Got a zit? Scab? Ingrown hair? Wart? Callus? If it grows on a human body, I desperately want to watch someone pop, pick, tweeze, scrape, or clip it. Not because of some overly fastidious sense of hygiene. Rather, doing so ignites a soothing, crackling bonfire of brain chemicals that makes me feel like I’ve just downed an Ativan. It’s gross. But God, does it help me sleep.

I discovered this odd effect right around the time that the Southern California dermatologist known as Dr. Pimple Popper (real name: Sandra Lee) became a YouTube (and eventual TLC) star. Her 5.7 million subscribers, known as “popaholics,” compare her soothing aura to the joy of Bob Ross and leave comments like “Does anyone else watch these videos to delay a mental breakdown?”

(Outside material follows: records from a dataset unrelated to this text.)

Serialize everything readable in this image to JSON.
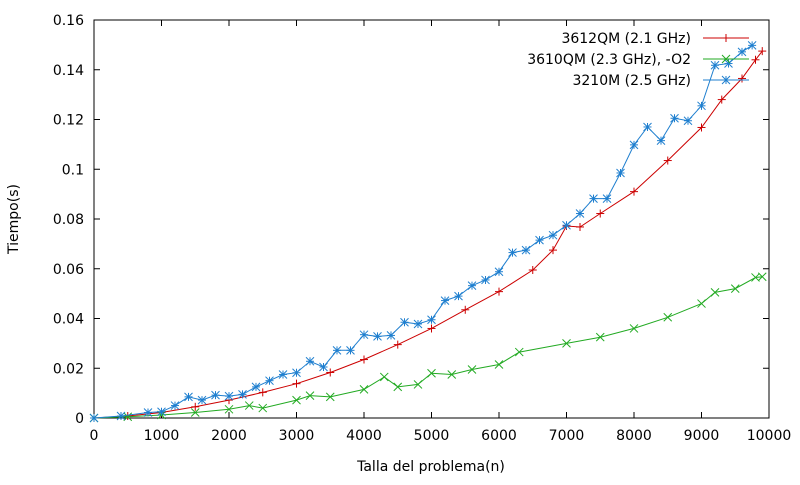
{
  "chart_data": {
    "type": "line",
    "xlabel": "Talla del problema(n)",
    "ylabel": "Tiempo(s)",
    "xlim": [
      0,
      10000
    ],
    "ylim": [
      0,
      0.16
    ],
    "x_ticks": [
      "0",
      "1000",
      "2000",
      "3000",
      "4000",
      "5000",
      "6000",
      "7000",
      "8000",
      "9000",
      "10000"
    ],
    "y_ticks": [
      "0",
      "0.02",
      "0.04",
      "0.06",
      "0.08",
      "0.1",
      "0.12",
      "0.14",
      "0.16"
    ],
    "grid": false,
    "legend_position": "top-right",
    "series": [
      {
        "name": "3612QM (2.1 GHz)",
        "color": "#cc0000",
        "marker": "plus",
        "x": [
          0,
          500,
          1000,
          1500,
          2000,
          2500,
          3000,
          3500,
          4000,
          4500,
          5000,
          5500,
          6000,
          6500,
          6800,
          7000,
          7200,
          7500,
          8000,
          8500,
          9000,
          9300,
          9600,
          9800,
          9900
        ],
        "y": [
          0.0,
          0.0008,
          0.0022,
          0.0045,
          0.0072,
          0.0103,
          0.0138,
          0.0183,
          0.0235,
          0.0295,
          0.036,
          0.0435,
          0.0508,
          0.0595,
          0.0675,
          0.0772,
          0.0768,
          0.0822,
          0.091,
          0.1035,
          0.1168,
          0.128,
          0.1365,
          0.144,
          0.1475
        ]
      },
      {
        "name": "3610QM (2.3 GHz), -O2",
        "color": "#22aa22",
        "marker": "cross",
        "x": [
          0,
          500,
          1000,
          1500,
          2000,
          2300,
          2500,
          3000,
          3200,
          3500,
          4000,
          4300,
          4500,
          4800,
          5000,
          5300,
          5600,
          6000,
          6300,
          7000,
          7500,
          8000,
          8500,
          9000,
          9200,
          9500,
          9800,
          9900
        ],
        "y": [
          0.0,
          0.0005,
          0.0012,
          0.0022,
          0.0035,
          0.005,
          0.004,
          0.0072,
          0.009,
          0.0085,
          0.0115,
          0.0165,
          0.0125,
          0.0135,
          0.018,
          0.0175,
          0.0195,
          0.0215,
          0.0265,
          0.03,
          0.0325,
          0.036,
          0.0405,
          0.046,
          0.0505,
          0.052,
          0.0565,
          0.0568
        ]
      },
      {
        "name": "3210M (2.5 GHz)",
        "color": "#1f7fcf",
        "marker": "star",
        "x": [
          0,
          400,
          800,
          1000,
          1200,
          1400,
          1600,
          1800,
          2000,
          2200,
          2400,
          2600,
          2800,
          3000,
          3200,
          3400,
          3600,
          3800,
          4000,
          4200,
          4400,
          4600,
          4800,
          5000,
          5200,
          5400,
          5600,
          5800,
          6000,
          6200,
          6400,
          6600,
          6800,
          7000,
          7200,
          7400,
          7600,
          7800,
          8000,
          8200,
          8400,
          8600,
          8800,
          9000,
          9200,
          9400,
          9600,
          9750
        ],
        "y": [
          0.0,
          0.0008,
          0.0022,
          0.0025,
          0.005,
          0.0085,
          0.0072,
          0.0092,
          0.0088,
          0.0095,
          0.0125,
          0.015,
          0.0175,
          0.0182,
          0.0228,
          0.0205,
          0.0272,
          0.0272,
          0.0335,
          0.0328,
          0.0332,
          0.0385,
          0.0378,
          0.0395,
          0.0472,
          0.049,
          0.0532,
          0.0555,
          0.0588,
          0.0665,
          0.0675,
          0.0715,
          0.0735,
          0.0775,
          0.0822,
          0.0882,
          0.0882,
          0.0985,
          0.1098,
          0.117,
          0.1115,
          0.1205,
          0.1195,
          0.1255,
          0.1418,
          0.1425,
          0.1472,
          0.1498
        ]
      }
    ]
  }
}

I wouldn’t go quite that far. But having a free, easily available, nonaddictive tool to lull me toward dreamland is indescribably helpful, even if I have no idea how it actually works. My best guess is that I’m feeling a wash of whatever endorphins monkeys get as a reward for picking insects off each other. Sure, I seem disgusting in the big city, but I’d fit right in on the savanna.

So would my mom. I recently introduced her to a medical YouTube channel called Wound Care Window. As we watched a doctor carefully trim callused skin that had been hiding a diabetic ulcer, I murmured, “I would love to do that.”

“Me too,” Mom murmured back. “What’s wrong with us?” But we were too calm to care.